The contractor who is in the project manager role is a nice guy. I hired him a few Months ago, but he doesn't have enough drive or proactivity that you'd expect, a bit too nice for the job, but 20+ year CV was good and talked a good game so hasn't been an issue really - unfortunately our work now truly has started to ramp up and we are facing really tight deadlines that cannot move (literally, it's akin to say, a bridge needing to open or a hotel admitting its first guests or a wedding venue revamp). Unless there's a legal blocker, we MUST hit deadlines, reducing scope or quality if needed.
A senior client staff member, who hire6d my firm, has had a word with me (I'm not senior management but I know him so I think he felt most comfortable flagging this to me) to say he's not happy with our PM. He is "not on top of things", "Seems all over the place" and upon reporting this to my own mostly absent manager, I've been given the task of replacing him. I know how to get HR help for a staff member who's not performing (performance plans. Objectives. Out if not met. Ensure no discrimination etc) but literally never dealt with a contractor who's being replaced.

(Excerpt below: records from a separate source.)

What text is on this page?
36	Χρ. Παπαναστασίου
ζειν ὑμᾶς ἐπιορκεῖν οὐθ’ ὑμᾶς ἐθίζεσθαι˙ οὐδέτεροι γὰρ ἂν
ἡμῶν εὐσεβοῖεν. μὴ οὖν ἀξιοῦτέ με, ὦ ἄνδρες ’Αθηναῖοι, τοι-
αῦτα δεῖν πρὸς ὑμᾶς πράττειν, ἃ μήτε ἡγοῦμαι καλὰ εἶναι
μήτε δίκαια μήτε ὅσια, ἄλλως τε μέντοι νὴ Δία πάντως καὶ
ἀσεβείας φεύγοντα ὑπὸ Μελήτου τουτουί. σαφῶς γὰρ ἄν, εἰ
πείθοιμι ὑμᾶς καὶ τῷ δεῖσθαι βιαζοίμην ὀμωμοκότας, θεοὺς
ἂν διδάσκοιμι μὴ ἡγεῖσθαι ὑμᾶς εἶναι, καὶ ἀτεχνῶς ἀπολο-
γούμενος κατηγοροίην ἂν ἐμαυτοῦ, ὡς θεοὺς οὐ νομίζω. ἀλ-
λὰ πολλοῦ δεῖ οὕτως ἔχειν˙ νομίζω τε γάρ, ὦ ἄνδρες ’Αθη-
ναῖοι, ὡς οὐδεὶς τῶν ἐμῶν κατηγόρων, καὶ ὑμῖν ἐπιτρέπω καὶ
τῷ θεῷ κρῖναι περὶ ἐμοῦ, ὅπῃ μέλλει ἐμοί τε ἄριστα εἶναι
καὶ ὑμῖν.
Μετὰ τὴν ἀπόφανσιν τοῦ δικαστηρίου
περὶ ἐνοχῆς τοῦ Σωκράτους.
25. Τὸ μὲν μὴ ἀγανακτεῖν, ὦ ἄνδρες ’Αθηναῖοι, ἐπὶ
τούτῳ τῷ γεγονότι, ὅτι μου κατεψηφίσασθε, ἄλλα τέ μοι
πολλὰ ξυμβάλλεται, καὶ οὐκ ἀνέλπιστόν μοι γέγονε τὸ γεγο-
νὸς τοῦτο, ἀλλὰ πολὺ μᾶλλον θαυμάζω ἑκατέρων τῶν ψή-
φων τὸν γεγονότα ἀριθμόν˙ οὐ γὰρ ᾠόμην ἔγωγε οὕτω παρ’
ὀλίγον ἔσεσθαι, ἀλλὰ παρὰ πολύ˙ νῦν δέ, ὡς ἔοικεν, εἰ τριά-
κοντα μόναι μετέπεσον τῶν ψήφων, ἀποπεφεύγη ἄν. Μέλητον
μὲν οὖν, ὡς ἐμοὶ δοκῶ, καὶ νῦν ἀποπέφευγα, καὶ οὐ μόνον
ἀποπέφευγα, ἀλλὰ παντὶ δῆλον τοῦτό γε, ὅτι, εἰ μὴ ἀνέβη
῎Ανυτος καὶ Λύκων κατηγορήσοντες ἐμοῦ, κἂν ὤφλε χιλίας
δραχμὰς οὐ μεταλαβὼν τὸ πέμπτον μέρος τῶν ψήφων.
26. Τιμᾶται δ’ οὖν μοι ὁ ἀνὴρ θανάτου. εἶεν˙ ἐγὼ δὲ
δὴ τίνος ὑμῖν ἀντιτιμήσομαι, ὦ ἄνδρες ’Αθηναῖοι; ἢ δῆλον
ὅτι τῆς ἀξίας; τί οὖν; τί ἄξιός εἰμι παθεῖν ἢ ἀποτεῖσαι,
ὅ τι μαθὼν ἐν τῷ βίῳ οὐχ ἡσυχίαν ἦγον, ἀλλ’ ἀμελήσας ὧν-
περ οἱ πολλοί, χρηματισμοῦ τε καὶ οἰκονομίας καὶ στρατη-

I can deal with hiring a replacement but no idea how it works normally for handovers, telling the poor guy. Etc. (What's worst here is Nice PM has no idea of what's coming, and I already know he's been struggling over lockdowns with an ill family member, which I've been (unusually) accomodating at working around, to significant cost to myself.)
I've asked for advice on how to do the transition but my manager basically said "don't care, get him replaced and gone". We can dismiss contractors without notice and they surrender laptops immediately etc. Although this would make my few weeks a painful time due to no handover.
If you were me, how would you do this? Tell him and get rid on the spot? Warn him, ask him to work 2 weeks notice? Bring in his replacement quietly as "support" then get rid of Nice PM after 2 weeks shadowing?
I realize my company has a fairly ruthless way of dealing with this if I seek HR input but I'm also aware we don't treat people as humans in many cases. I'm sure what the best strategy here at all, since it's easy for my manager to tell me to get rid when it's not him being the messager!